O convite para construir um livro sobre o tio surgiu em 2015, sob encomenda de um editor português, que havia pedido uma publicação de 20 capítulos, com 20 páginas cada. Roberto Amado não imaginava que tinha tanto material sobre Jorge, mas acabou fazendo descobertas inesperadas. Isso antes mesmo dele entrar no mestrado na Universidade de São Paulo (USP), que trabalhou na dissertação "Jorge Amado e o romance de 1930: protagonismo de uma nova voz emergente (1931-1934)", em 2021. No entanto, aquele livro não foi publicado e ficou guardado na gaveta durante cinco anos, dando origem à nova publicação lançada nesse final do ano.
Apesar da coincidência entre ter apresentado uma dissertação sobre o tio, Roberto Amado garante que a essência do livro guardado foi mantida, dando um ar de familiaridade sobre a escrita que está nele. "Eu já estou no doutorado sobre o romance de 30. Acredito que muito do que está escrito nesse livro não é fruto do que foi produzido academicamente. E acho que ele atinge um ponto que nenhuma biografia fez, que é detalhar suas fragilidades, fraquezas, suas qualidades e sua maneira de ser", aponta o escritor.
De certa forma, Roberto Amado tem uma escrita muito próxima do que ele via do seu tio. O livro traz reflexões, angústias, as ambiguidades entre os personagens que Jorge Amado foi. De deputado federal pelo Partido Comunista Brasileiro (PCB) à sua relação enquanto escritor best seller - mas com uma reputação que, por vezes, não passava pela crítica.
Prêmios
Um dos escritores brasileiros mais vendidos e reconhecidos internacionalmente, Jorge Amado nunca conheceu um Nobel de Literatura - assim como nenhum brasileiro. Mas, em 1971, o escritor baiano chegou perto do principal reconhecimento da literatura mundial. É o que revela um documento da Academia Sueca, divulgado 50 anos depois, com os principais nomes indicados à premiação. Na ocasião, Amado perdeu o prêmio para o chileno Pablo Neruda.

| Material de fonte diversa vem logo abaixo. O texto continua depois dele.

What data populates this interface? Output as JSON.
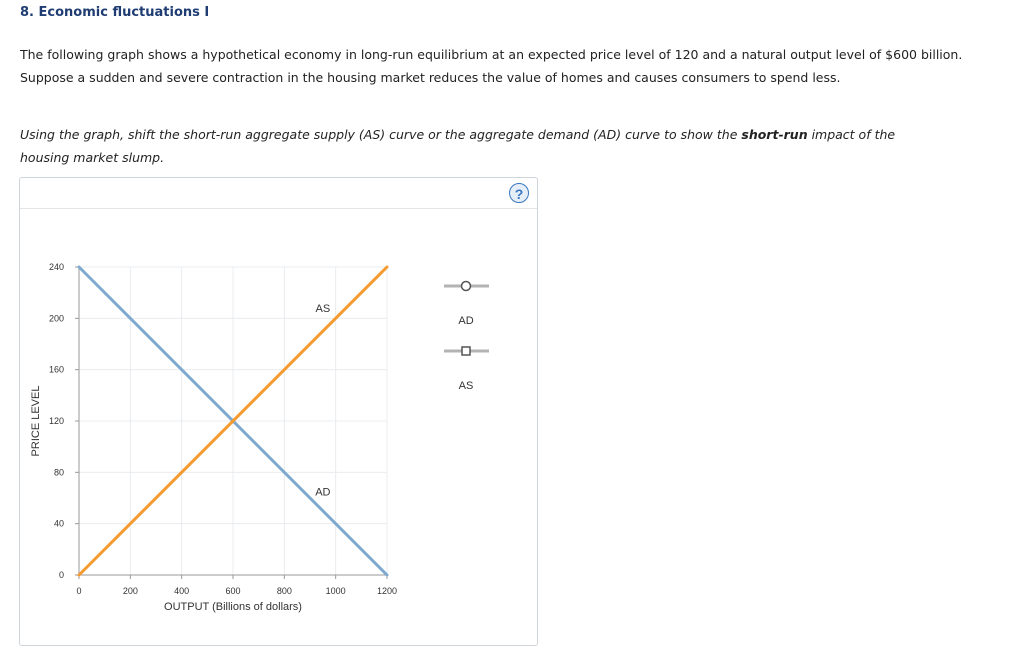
{
  "question": {
    "title": "8. Economic fluctuations I",
    "intro_line1": "The following graph shows a hypothetical economy in long-run equilibrium at an expected price level of 120 and a natural output level of $600 billion.",
    "intro_line2": "Suppose a sudden and severe contraction in the housing market reduces the value of homes and causes consumers to spend less.",
    "instruction_part1": "Using the graph, shift the short-run aggregate supply (AS) curve or the aggregate demand (AD) curve to show the ",
    "instruction_bold": "short-run",
    "instruction_part2": " impact of the housing market slump."
  },
  "help": {
    "label": "?"
  },
  "chart_data": {
    "type": "line",
    "xlabel": "OUTPUT (Billions of dollars)",
    "ylabel": "PRICE LEVEL",
    "xlim": [
      0,
      1200
    ],
    "ylim": [
      0,
      240
    ],
    "x_ticks": [
      0,
      200,
      400,
      600,
      800,
      1000,
      1200
    ],
    "y_ticks": [
      0,
      40,
      80,
      120,
      160,
      200,
      240
    ],
    "grid": true,
    "series": [
      {
        "name": "AD",
        "color": "#7fa9cf",
        "points": [
          [
            0,
            240
          ],
          [
            1200,
            0
          ]
        ]
      },
      {
        "name": "AS",
        "color": "#f59a2f",
        "points": [
          [
            0,
            0
          ],
          [
            1200,
            240
          ]
        ]
      }
    ],
    "annotations": [
      {
        "text": "AS",
        "x": 950,
        "y": 205
      },
      {
        "text": "AD",
        "x": 950,
        "y": 62
      }
    ]
  },
  "palette": {
    "items": [
      {
        "label": "AD",
        "marker": "circle",
        "color": "#b3b3b3",
        "marker_color": "#555555"
      },
      {
        "label": "AS",
        "marker": "square",
        "color": "#b3b3b3",
        "marker_color": "#555555"
      }
    ]
  }
}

Jorge foi indicado pelo professor de literatura francesa na universidade de Nancy, Laurent Versini, enquanto Neruda possuía três nomeações. Na época, o baiano tinha os grandes sucessos "Capitães da Areia", de 1937, "Gabriela, Cravo e Canela", de 1958, "Dona Flor e Seus Dois Maridos", de 1966, e "Tenda dos Milagres", de 1969. Todavia, não foi suficiente para levar a maior honraria da literatura.
Com vários prêmios na carreira, incluindo o Camões e Jabuti, Jorge Amado não se envaidecia com tais honrarias, segundo o seu sobrinho. Entretanto, ele revela que o tio teria ficado feliz com o Nobel, já que é um reconhecimento que seria feito à cultura brasileira, que tanto o escritor prezava. "Com isso, valorizava nossa cultura e nosso idioma, porque o primeiro escritor consagrado em nossa língua foi o Saramago, muito recente. Jorge também queria valorizar o português, o mais bonito do mundo e o mais rico".